What is Docker?
From the official Docker pages:
Docker containers wrap a piece of software in a complete filesystem that contains everything needed to run: code, runtime, system tools, system libraries – anything that can be installed on a server. This guarantees that the software will always run the same, regardless of its environment.
More high-level information about Docker can be found on the Moby project README. Technical documentation can be found on the Docker documentation repository.
Benefits of GPU containerization
Containerizing GPU applications provides several benefits, among them:
Ease of deployment
Isolation of individual devices
Run across heterogeneous driver/toolkit environments
Requires only the NVIDIA driver to be installed on the host
Facilitate collaboration: reproducible builds, reproducible performance, reproducible results.
Docker® containers are often used to seamlessly deploy CPU-based applications on multiple machines. With this use case, containers are both hardware-agnostic and platform-agnostic. This is obviously not the case when using NVIDIA GPUs since it is using specialized hardware and it requires the installation of the NVIDIA driver. As a result, Docker Engine does not natively support NVIDIA GPUs with containers.

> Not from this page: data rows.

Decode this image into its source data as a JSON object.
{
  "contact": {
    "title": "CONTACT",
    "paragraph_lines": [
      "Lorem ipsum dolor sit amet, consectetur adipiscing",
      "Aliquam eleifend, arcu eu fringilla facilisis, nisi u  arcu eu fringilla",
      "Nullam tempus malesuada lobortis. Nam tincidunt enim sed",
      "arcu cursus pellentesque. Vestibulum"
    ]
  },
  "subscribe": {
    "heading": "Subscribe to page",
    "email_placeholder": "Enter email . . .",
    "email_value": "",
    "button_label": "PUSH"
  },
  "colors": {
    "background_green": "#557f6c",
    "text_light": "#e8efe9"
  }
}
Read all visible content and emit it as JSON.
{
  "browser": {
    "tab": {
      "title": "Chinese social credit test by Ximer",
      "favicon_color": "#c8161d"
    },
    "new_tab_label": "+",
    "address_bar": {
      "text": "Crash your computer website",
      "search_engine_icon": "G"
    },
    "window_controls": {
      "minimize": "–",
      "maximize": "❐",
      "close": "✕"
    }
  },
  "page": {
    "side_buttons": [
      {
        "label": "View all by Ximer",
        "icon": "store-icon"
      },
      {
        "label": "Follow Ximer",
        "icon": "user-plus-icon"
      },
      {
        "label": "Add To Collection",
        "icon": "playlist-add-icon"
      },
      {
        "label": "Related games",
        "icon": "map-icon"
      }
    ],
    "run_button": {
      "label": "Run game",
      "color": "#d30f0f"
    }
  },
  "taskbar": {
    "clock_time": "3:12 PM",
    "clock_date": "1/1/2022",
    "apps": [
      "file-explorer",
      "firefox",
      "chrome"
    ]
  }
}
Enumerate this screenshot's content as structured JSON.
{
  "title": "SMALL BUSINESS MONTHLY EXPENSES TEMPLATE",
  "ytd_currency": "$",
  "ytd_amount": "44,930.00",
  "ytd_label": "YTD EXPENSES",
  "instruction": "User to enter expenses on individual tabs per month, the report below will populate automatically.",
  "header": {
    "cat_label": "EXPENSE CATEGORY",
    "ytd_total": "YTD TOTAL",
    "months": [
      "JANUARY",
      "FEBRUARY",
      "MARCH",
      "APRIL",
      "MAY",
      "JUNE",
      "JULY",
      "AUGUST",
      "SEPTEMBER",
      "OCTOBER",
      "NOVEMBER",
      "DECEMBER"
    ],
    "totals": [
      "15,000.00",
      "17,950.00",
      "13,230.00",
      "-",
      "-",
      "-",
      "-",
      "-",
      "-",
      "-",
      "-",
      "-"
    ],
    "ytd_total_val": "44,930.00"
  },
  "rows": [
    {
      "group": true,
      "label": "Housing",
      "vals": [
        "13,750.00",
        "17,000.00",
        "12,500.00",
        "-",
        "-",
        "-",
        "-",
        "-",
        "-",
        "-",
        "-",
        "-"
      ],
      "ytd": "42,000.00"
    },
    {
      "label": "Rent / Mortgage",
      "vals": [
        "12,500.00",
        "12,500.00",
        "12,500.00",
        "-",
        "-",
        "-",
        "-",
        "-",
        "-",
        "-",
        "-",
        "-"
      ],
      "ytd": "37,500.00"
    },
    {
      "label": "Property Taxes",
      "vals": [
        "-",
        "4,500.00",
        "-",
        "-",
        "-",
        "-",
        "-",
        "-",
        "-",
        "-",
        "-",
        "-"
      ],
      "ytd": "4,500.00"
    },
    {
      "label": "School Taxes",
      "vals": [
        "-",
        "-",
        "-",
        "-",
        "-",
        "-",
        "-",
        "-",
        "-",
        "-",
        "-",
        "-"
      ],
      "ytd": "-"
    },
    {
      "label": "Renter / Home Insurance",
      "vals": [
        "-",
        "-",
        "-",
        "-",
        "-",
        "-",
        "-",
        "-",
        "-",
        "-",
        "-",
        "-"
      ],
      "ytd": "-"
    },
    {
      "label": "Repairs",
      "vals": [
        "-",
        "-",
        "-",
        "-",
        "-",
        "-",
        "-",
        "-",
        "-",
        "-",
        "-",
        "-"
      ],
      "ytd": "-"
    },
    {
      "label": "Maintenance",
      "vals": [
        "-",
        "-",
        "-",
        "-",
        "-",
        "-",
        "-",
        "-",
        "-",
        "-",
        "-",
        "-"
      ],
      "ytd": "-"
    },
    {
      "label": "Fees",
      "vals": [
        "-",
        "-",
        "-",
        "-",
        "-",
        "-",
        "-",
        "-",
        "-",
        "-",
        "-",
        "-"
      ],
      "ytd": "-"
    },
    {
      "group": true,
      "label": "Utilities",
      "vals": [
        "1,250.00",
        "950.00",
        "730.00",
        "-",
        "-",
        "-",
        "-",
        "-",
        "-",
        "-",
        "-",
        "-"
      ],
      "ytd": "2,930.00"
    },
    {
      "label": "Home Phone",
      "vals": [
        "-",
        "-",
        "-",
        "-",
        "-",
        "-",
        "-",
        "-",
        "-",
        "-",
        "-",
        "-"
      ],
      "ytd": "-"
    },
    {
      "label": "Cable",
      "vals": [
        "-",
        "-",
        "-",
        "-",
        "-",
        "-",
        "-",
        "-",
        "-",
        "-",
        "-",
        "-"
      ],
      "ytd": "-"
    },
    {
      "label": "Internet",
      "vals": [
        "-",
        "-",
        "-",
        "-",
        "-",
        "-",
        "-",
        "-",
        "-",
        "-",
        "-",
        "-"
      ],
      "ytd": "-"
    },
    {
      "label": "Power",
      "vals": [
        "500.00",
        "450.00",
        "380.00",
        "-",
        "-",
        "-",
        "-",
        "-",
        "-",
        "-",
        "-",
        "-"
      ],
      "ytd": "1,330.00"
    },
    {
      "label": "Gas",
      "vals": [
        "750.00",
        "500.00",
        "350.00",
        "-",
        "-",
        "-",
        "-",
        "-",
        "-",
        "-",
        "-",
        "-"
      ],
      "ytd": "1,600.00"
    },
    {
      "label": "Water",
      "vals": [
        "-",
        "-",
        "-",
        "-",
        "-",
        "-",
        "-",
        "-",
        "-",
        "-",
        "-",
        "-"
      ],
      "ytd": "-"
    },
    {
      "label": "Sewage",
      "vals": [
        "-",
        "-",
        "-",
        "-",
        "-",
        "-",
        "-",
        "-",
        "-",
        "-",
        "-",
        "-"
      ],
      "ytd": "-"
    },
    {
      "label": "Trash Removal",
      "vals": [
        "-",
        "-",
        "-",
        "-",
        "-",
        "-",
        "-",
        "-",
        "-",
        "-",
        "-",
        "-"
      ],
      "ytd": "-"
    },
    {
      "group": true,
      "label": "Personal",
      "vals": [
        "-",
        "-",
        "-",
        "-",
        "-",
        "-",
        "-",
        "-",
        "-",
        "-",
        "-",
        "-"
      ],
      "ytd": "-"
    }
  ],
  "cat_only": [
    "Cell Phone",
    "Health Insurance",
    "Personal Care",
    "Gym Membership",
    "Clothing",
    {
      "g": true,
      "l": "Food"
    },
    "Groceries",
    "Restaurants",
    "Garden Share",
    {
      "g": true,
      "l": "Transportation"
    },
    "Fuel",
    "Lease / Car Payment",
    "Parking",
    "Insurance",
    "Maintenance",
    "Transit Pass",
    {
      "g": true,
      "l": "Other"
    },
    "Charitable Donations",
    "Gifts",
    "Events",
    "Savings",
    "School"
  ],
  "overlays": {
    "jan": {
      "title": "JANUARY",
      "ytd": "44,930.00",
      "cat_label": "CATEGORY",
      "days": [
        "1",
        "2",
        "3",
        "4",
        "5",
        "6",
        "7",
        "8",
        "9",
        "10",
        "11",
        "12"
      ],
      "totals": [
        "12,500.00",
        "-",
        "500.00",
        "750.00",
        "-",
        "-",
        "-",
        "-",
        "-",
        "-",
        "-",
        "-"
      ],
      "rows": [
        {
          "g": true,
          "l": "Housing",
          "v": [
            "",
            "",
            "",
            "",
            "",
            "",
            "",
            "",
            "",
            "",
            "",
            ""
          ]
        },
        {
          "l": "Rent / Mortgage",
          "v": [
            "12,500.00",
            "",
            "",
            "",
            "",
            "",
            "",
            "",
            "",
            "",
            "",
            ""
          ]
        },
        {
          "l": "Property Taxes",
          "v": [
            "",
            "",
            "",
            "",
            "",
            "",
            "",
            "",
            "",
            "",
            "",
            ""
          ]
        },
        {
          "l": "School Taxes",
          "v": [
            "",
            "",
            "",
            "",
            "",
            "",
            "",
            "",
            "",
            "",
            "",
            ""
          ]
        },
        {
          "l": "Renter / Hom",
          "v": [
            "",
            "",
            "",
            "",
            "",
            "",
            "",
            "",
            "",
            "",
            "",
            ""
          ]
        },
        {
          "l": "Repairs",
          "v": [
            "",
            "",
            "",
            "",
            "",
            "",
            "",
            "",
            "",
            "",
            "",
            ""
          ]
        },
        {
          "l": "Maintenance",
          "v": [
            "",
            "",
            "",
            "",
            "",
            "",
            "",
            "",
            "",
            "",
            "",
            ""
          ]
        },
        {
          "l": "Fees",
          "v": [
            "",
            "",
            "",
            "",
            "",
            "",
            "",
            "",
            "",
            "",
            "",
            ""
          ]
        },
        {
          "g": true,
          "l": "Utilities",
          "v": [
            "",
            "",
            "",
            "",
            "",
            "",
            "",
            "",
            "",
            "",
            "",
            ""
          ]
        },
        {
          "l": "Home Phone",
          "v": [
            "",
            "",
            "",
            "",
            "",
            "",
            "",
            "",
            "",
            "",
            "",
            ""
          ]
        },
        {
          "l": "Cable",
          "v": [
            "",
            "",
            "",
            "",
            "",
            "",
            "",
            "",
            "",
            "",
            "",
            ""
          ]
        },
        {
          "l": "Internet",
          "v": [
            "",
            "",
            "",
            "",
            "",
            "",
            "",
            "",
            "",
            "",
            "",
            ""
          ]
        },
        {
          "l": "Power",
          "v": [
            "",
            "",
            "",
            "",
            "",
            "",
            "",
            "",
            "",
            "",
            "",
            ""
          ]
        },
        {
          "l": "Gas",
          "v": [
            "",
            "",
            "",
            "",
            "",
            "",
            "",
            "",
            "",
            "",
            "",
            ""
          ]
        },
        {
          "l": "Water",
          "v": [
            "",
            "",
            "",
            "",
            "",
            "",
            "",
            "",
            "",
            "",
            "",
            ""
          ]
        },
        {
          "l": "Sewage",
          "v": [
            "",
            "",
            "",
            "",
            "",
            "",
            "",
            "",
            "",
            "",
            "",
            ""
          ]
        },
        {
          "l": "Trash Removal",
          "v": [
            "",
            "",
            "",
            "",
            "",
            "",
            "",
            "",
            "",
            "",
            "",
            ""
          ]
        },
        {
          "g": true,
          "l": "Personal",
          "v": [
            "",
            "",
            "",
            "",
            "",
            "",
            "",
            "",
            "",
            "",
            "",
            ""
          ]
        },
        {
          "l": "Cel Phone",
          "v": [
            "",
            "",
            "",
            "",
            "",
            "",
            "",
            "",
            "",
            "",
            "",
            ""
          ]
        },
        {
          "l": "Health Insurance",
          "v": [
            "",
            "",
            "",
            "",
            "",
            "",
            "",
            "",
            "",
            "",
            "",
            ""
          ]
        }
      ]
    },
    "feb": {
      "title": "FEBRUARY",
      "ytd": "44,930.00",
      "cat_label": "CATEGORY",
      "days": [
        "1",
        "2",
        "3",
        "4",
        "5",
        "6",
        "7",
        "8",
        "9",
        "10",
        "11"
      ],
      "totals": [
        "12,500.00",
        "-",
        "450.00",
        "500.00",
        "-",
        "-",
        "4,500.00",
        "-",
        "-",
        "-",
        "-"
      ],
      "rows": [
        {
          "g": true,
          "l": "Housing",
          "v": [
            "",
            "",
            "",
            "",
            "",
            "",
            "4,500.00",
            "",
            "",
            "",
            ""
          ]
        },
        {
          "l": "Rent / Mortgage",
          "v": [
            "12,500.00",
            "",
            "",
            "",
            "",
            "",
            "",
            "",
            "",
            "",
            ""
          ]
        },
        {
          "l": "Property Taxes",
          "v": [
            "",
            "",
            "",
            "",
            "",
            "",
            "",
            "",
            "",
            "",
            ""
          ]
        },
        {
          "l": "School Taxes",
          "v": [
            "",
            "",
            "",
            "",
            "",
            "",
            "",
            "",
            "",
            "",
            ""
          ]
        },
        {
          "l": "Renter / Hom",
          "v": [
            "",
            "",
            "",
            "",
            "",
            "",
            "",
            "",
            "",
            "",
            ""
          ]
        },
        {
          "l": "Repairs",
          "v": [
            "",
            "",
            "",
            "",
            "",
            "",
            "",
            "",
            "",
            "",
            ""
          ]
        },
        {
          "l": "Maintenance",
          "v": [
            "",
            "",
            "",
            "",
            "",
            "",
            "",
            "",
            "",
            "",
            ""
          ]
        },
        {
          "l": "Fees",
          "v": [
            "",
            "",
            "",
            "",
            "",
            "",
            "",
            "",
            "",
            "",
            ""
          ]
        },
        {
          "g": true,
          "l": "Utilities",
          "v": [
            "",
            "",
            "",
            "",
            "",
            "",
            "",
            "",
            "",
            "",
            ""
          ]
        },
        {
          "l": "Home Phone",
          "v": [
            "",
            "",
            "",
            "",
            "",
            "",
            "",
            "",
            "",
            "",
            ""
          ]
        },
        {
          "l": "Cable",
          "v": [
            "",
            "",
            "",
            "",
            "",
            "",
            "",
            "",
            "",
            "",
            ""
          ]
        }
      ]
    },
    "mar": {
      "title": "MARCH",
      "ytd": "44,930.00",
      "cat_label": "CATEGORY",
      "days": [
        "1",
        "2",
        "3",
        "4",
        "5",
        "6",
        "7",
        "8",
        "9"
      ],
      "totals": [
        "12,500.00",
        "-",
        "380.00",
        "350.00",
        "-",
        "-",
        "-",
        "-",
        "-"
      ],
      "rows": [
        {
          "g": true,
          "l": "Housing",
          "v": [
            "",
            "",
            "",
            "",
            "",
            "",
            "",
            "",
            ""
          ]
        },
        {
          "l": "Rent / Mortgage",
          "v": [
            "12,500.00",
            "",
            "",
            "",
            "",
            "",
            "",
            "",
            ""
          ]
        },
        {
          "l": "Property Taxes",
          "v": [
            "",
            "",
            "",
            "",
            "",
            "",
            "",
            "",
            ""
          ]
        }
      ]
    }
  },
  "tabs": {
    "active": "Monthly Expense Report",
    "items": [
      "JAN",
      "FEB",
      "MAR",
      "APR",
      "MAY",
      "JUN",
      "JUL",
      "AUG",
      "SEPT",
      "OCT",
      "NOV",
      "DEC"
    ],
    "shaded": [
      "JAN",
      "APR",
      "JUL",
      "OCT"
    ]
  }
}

To solve this problem, one of the early solutions that emerged was to fully reinstall the NVIDIA driver inside the container and then pass the
character devices corresponding to the NVIDIA GPUs (e.g.
/dev/nvidia0) when starting the container. However, this solution was brittle: the version of
the host driver had to exactly match driver version installed in the container. The Docker images could not be shared and had to be built locally
on each machine, defeating one of the main advantages of Docker.
To make the Docker images portable while still leveraging NVIDIA GPUs, the container images must be agnostic of the NVIDIA driver. The NVIDIA Container Toolkit provides utilities to enable GPU support inside the container runtime.